Probably? I ran the rabbitmq image, which has a docker file that I don't own (much like resources set env variables that the user didn't explicitly set).

We're already hiding env vars. Someone could already be confused that the env var set on their machine isn't showing up here.

I know and I think hiding system env variables is a good thing (that's actual noise). I don't like the idea of hiding anything else nor trying to determine what is a "user" set env vs a "library set env" based on some fuzzy logic that we start setting on our env variables.

JamesNK commented 1 week ago

I'm not proposing doing this for all env vars for libraries. It would just be done for the env vars that are automatically added to a .NET project resource. We know what those are and what their value would be. If they're present we simply don't show them by default.

davidfowl commented 1 week ago

Oh so you just want to special case a few env vars for .NET projects specifically?

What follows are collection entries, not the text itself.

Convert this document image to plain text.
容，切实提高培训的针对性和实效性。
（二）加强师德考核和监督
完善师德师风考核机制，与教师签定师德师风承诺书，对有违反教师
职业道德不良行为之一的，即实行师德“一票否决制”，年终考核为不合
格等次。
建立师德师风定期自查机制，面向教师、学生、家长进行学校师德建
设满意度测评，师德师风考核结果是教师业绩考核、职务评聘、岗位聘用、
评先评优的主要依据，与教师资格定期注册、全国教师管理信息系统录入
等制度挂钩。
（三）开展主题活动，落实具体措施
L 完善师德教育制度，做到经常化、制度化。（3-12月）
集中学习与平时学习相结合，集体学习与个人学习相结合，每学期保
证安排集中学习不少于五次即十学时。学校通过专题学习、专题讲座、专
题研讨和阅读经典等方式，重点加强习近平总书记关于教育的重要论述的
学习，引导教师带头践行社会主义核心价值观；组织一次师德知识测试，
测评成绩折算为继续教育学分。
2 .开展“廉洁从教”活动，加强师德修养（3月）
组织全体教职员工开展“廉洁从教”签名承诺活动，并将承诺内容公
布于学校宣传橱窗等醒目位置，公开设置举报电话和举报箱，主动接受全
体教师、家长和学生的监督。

KennethHoff commented 6 days ago

A more long-term solution could be a system for designating env. variables as "hidden" - similar to how files/directories starting with . are hidden by default on Unix systems - which can be shown by clicking for example an 👁️ icon.

This could be extended to apply to hidden resources (like the Dashboard itself), so one could temporarily view such resources, like for debugging.

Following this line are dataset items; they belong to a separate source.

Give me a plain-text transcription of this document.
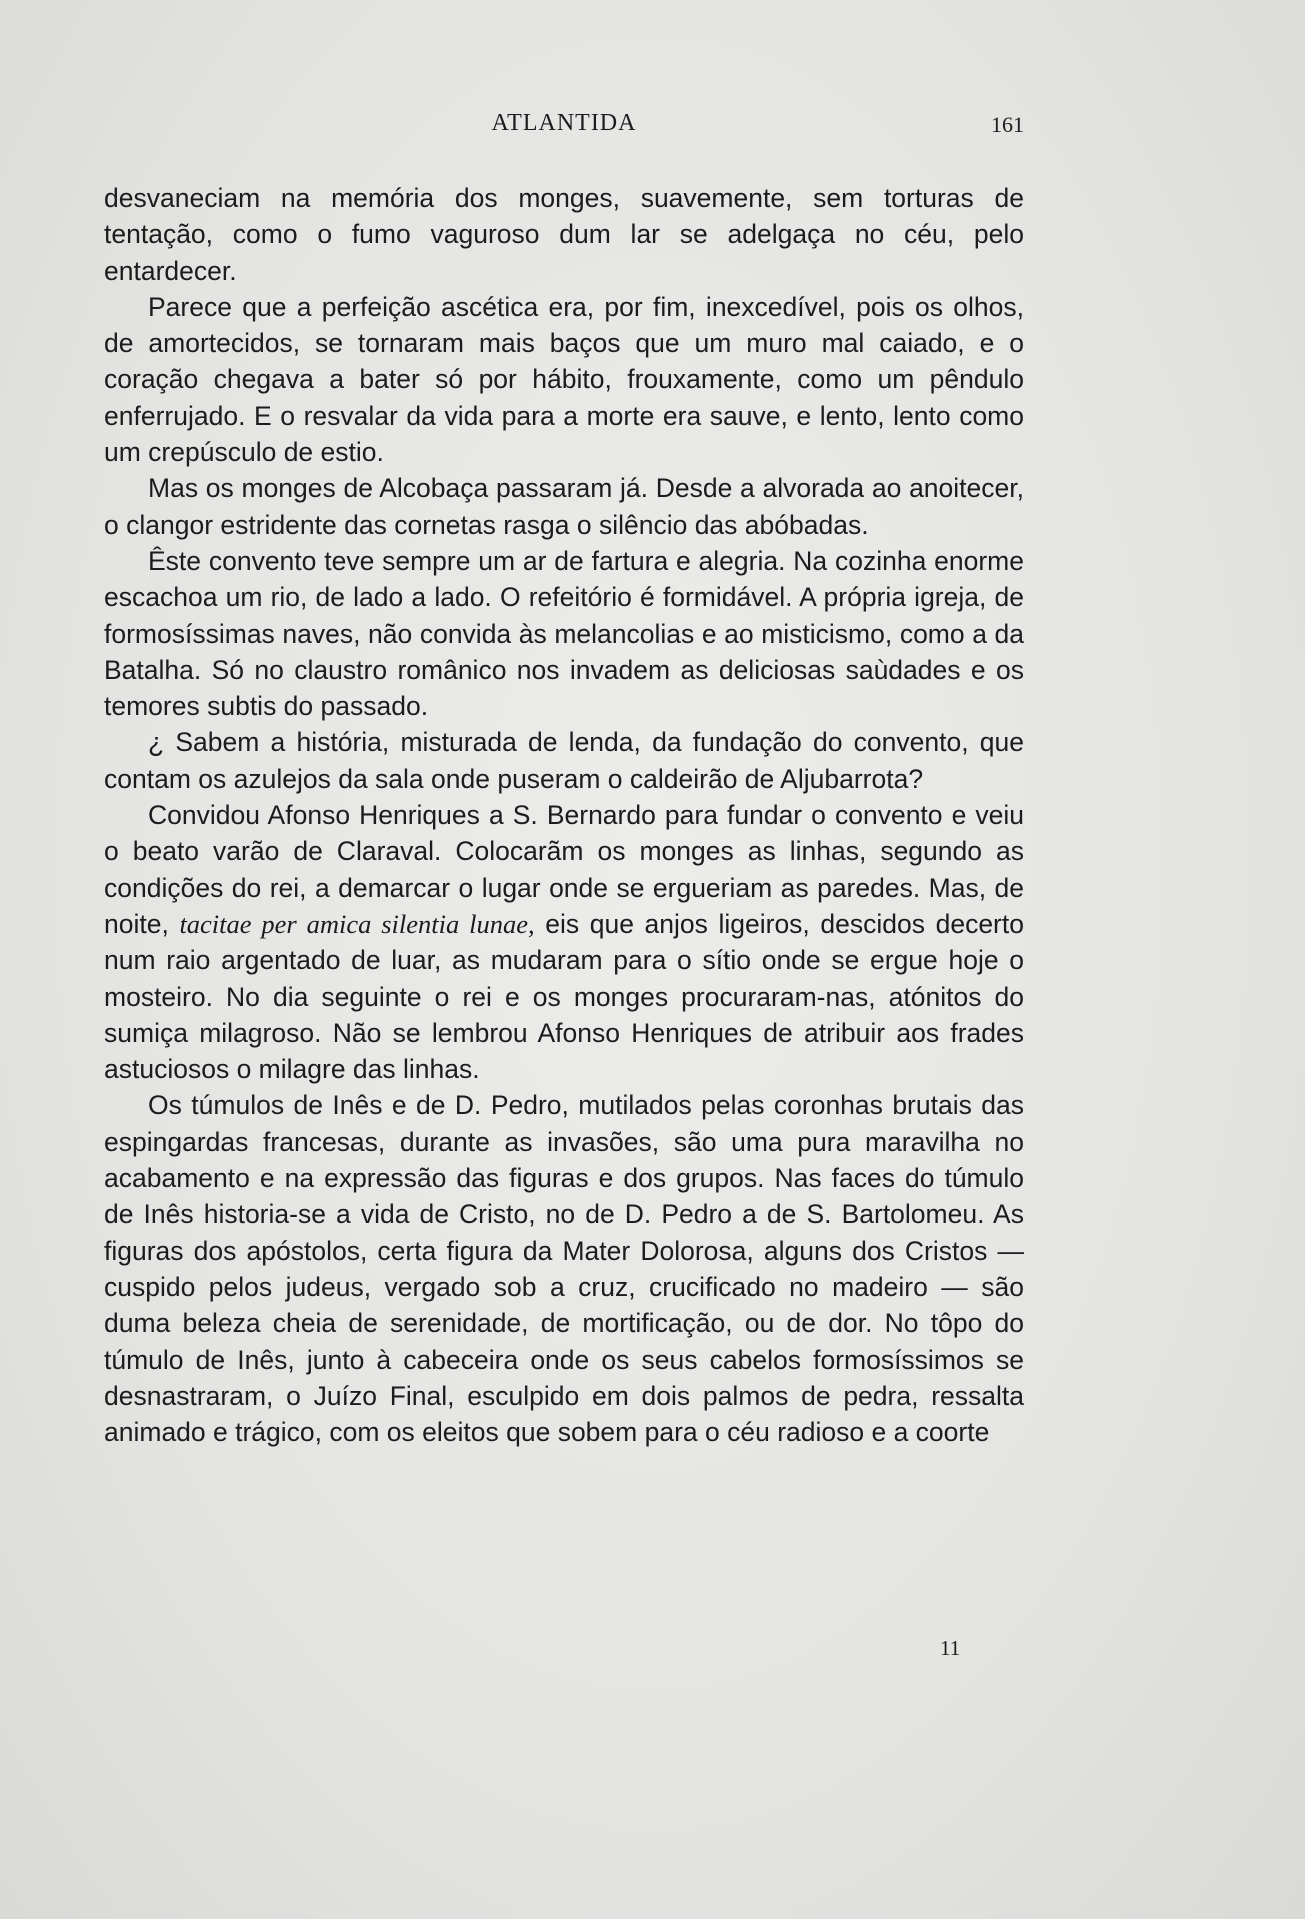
ATLANTIDA	161

desvaneciam na memória dos monges, suavemente, sem torturas de tentação, como o fumo vaguroso dum lar se adelgaça no céu, pelo entardecer.

Parece que a perfeição ascética era, por fim, inexcedível, pois os olhos, de amortecidos, se tornaram mais baços que um muro mal caiado, e o coração chegava a bater só por hábito, frouxamente, como um pêndulo enferrujado. E o resvalar da vida para a morte era sauve, e lento, lento como um crepúsculo de estio.

Mas os monges de Alcobaça passaram já. Desde a alvorada ao anoitecer, o clangor estridente das cornetas rasga o silêncio das abóbadas.

Êste convento teve sempre um ar de fartura e alegria. Na cozinha enorme escachoa um rio, de lado a lado. O refeitório é formidável. A própria igreja, de formosíssimas naves, não convida às melancolias e ao misticismo, como a da Batalha. Só no claustro românico nos invadem as deliciosas saùdades e os temores subtis do passado.

¿ Sabem a história, misturada de lenda, da fundação do convento, que contam os azulejos da sala onde puseram o caldeirão de Aljubarrota?

Convidou Afonso Henriques a S. Bernardo para fundar o convento e veiu o beato varão de Claraval. Colocarãm os monges as linhas, segundo as condições do rei, a demarcar o lugar onde se ergueriam as paredes. Mas, de noite, tacitae per amica silentia lunae, eis que anjos ligeiros, descidos decerto num raio argentado de luar, as mudaram para o sítio onde se ergue hoje o mosteiro. No dia seguinte o rei e os monges procuraram-nas, atónitos do sumiça milagroso. Não se lembrou Afonso Henriques de atribuir aos frades astuciosos o milagre das linhas.

Os túmulos de Inês e de D. Pedro, mutilados pelas coronhas brutais das espingardas francesas, durante as invasões, são uma pura maravilha no acabamento e na expressão das figuras e dos grupos. Nas faces do túmulo de Inês historia-se a vida de Cristo, no de D. Pedro a de S. Bartolomeu. As figuras dos apóstolos, certa figura da Mater Dolorosa, alguns dos Cristos — cuspido pelos judeus, vergado sob a cruz, crucificado no madeiro — são duma beleza cheia de serenidade, de mortificação, ou de dor. No tôpo do túmulo de Inês, junto à cabeceira onde os seus cabelos formosíssimos se desnastraram, o Juízo Final, esculpido em dois palmos de pedra, ressalta animado e trágico, com os eleitos que sobem para o céu radioso e a coorte

11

afscrome commented 6 days ago

I agree that system variables should be hidden as they are there before aspire, and will be there if I dotnet run my app. However if Aspire adds any environment variables that could cause my app to behave differently when run through aspire vs dotnet run, I want aspire to tell me.

If your app already has jaeger & prometheus exporters set up, the OLTP_* variables will change how your app behaves (hopefully for the better in local dev). But it's still a change so I want aspire to tell tell me what it's doing differently.

rosieks commented 1 day ago

From developer perspective it would be great If I could see only variables that I have to provide manually when deploying application. I'm not there yet but I believe that some of OLTP_* I have to provide to make OpenTelemetry working (eg endpoint).